I’d been immobile, sitting with my back up against a hard rumpled pillow for close to eight hours, so when a nurse appeared and announced I was moving, I let out a soft squeal of joy. It was a brief joy; my bed and I were only moving into a transit room until a hospital room became available.
The relentless march of time had carried me into a transit room and a phlebotomy night shift. When it became time for my next blood draw, I let my arm hang limply over the bed rail, and just as the needle was about to pierce my skin, I turned to my new phlebotomist and pronounced,
go easy with the needle mate; remember you’re a phlebotomist, not a chippy pounding a nail.

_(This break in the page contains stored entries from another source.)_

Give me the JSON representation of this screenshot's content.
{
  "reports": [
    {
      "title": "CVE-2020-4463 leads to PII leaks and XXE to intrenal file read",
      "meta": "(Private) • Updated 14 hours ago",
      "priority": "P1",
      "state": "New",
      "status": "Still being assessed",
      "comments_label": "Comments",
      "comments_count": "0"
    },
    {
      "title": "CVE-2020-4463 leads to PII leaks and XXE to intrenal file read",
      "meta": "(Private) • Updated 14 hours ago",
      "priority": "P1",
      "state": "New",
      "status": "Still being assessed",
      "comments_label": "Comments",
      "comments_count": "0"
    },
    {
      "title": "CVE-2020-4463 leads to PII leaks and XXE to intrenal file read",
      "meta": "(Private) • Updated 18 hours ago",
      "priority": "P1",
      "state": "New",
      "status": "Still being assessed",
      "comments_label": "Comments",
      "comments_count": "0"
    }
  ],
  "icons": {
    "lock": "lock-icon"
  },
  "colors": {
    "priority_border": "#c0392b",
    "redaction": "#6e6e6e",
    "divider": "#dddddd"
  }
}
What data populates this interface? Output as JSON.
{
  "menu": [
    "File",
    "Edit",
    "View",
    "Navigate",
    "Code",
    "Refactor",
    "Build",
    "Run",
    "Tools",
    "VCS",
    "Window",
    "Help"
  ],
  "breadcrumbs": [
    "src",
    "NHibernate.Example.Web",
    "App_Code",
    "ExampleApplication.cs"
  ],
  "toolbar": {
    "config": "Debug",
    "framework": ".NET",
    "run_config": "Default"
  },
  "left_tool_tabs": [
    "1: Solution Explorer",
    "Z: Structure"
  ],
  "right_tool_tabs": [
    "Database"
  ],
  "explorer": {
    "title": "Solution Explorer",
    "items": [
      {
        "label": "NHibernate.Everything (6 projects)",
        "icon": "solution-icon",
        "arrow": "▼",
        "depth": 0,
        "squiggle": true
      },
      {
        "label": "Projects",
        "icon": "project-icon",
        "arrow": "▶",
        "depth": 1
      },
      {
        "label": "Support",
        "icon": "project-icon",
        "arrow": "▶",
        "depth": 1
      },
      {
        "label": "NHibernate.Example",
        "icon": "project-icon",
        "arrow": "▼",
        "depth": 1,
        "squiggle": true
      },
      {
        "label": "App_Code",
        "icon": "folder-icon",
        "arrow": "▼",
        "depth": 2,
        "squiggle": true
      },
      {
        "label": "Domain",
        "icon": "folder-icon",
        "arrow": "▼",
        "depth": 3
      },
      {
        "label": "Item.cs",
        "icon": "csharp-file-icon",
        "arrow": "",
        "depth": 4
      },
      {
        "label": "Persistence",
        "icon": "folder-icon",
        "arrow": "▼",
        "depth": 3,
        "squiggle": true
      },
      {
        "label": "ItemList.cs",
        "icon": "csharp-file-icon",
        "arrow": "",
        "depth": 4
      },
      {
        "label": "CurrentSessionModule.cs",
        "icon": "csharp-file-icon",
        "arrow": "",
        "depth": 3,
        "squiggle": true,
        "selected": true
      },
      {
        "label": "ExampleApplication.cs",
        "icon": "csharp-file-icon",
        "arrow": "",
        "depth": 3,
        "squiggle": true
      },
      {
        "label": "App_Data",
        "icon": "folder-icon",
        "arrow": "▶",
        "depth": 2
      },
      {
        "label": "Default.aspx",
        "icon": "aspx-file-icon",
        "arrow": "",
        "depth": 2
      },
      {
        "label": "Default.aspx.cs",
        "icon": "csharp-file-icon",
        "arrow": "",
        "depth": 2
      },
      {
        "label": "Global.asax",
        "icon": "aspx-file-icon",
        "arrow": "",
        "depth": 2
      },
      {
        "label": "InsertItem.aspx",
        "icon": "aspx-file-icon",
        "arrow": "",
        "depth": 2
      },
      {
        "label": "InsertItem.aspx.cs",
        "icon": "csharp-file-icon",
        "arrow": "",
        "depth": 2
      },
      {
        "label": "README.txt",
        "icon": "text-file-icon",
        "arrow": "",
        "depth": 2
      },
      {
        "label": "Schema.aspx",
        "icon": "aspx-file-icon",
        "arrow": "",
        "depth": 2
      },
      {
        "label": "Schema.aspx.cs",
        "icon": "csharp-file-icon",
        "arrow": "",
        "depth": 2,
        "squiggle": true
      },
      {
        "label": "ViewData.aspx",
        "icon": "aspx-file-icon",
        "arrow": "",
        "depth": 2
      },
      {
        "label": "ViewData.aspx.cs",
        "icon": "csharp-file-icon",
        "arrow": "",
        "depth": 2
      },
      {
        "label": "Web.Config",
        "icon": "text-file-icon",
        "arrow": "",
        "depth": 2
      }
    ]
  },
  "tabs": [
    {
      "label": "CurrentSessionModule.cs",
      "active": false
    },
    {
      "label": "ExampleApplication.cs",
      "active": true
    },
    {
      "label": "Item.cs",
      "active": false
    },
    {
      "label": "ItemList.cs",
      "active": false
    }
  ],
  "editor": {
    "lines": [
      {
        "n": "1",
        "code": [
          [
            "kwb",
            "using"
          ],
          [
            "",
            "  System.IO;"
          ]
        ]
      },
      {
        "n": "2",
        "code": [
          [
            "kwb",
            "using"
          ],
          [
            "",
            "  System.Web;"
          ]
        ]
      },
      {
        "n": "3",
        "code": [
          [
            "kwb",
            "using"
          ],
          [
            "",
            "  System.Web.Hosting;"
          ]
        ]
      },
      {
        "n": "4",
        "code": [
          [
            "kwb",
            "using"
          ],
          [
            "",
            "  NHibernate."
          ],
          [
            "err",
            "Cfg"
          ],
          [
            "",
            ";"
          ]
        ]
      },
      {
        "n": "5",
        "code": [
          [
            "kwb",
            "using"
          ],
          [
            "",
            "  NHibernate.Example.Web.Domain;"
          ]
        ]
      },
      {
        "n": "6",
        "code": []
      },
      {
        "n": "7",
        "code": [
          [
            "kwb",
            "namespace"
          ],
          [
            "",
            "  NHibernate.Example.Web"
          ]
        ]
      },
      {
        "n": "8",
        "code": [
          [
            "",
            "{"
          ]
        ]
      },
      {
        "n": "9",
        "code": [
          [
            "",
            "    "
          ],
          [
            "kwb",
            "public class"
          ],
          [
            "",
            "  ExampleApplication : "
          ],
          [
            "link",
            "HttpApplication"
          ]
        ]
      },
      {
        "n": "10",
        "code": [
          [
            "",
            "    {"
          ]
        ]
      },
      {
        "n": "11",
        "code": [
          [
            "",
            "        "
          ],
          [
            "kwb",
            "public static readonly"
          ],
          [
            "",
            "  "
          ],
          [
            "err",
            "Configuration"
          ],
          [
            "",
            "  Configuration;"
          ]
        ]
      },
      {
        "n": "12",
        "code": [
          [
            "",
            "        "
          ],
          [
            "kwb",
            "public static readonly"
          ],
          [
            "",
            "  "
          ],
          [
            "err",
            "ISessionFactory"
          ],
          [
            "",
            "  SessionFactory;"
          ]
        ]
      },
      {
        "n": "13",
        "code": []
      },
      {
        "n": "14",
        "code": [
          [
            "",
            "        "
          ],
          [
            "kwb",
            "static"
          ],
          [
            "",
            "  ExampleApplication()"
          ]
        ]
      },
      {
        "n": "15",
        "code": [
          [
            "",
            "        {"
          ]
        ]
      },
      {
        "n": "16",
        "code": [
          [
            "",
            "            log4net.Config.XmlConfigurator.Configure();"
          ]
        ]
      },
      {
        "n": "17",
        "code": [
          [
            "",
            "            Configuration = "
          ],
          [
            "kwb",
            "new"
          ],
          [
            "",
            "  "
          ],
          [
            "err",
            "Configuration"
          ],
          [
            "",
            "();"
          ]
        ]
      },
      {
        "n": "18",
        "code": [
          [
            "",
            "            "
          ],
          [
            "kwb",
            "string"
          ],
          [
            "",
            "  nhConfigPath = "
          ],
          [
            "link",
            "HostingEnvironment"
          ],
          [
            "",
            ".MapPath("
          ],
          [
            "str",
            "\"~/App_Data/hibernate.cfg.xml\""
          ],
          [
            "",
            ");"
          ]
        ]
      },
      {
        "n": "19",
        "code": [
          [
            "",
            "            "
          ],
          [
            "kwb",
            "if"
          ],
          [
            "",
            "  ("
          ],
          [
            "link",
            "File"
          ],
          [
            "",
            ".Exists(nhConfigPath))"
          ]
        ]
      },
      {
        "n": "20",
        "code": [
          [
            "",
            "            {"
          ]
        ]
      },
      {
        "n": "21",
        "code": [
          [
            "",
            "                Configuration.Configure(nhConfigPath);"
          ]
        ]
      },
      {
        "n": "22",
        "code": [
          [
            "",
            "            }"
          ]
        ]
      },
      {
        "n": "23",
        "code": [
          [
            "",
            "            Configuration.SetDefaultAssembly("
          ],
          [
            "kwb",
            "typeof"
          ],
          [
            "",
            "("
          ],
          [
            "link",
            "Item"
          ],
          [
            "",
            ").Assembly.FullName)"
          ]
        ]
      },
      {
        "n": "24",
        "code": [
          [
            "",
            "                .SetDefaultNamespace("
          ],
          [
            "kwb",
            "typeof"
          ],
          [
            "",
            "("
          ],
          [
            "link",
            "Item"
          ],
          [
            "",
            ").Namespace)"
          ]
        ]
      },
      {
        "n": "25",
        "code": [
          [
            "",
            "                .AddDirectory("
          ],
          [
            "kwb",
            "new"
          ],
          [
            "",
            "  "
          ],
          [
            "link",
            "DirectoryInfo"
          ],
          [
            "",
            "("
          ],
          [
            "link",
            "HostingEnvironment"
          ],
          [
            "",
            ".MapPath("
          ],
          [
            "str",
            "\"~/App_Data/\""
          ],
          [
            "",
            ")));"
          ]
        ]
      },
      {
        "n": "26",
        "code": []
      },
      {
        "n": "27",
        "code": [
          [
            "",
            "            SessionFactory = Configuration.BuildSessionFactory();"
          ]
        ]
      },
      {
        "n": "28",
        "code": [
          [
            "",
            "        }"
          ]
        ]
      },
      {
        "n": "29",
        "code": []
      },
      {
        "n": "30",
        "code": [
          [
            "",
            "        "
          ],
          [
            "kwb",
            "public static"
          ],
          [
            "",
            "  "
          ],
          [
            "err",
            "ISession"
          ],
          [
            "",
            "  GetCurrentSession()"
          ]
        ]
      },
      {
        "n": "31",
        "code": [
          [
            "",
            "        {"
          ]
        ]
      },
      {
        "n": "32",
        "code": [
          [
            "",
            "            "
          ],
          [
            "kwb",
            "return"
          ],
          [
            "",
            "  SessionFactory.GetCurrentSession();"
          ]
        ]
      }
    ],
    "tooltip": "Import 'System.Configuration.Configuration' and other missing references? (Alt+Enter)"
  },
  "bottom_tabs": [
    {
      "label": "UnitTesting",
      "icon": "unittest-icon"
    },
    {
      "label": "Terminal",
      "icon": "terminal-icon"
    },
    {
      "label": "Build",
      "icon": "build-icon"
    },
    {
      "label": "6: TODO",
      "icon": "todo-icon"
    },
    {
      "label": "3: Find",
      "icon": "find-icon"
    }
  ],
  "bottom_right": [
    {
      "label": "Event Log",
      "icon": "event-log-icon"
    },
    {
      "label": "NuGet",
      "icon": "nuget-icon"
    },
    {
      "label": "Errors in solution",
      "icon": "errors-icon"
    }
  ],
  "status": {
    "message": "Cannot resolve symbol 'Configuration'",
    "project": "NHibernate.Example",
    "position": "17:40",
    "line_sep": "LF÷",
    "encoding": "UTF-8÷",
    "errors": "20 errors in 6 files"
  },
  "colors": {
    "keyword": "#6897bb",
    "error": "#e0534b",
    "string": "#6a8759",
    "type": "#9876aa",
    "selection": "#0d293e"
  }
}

It was the night shift, my GI team had left, and I was alone, sitting in a bed in a small, darkened room. I no longer thought about surgical operations, blood transfusions, and bacterial brain infections. Instead, I thought about counting the number of needle bruises on my left arm, but it was difficult to see the bruises in the dimly lighted room. I was focusing on the bruises on y left arm when my new nurse came in and matter-of-factly said,
your haemoglobin level is below half of what it should be, and we need to start a blood transfusion.
After having infusions every two weeks for a year, I was somewhat comfortable watching liquid dripping into me. But a year of infusion therapy hadn’t prepared me to look at an IV drip bag filled with another person’s blood dripping down a flexible tube into my vein and mixing with my blood. The blood in the bag was a darker red than I thought it would be, and I wondered what I’d feel when it mixed with my blood and began moving through my body. I watched it drip in slow motion into the IV tube. The nurse said it should take a couple of hours for the transfusion. I was alone once again in my dimly lit room, and when I closed my eyes, I thought I could hear the slow drop, drop, of blood entering the IV tube. My nurse came in often to check on me, and on her third visit, she announced I was moving upstairs to a hospital room.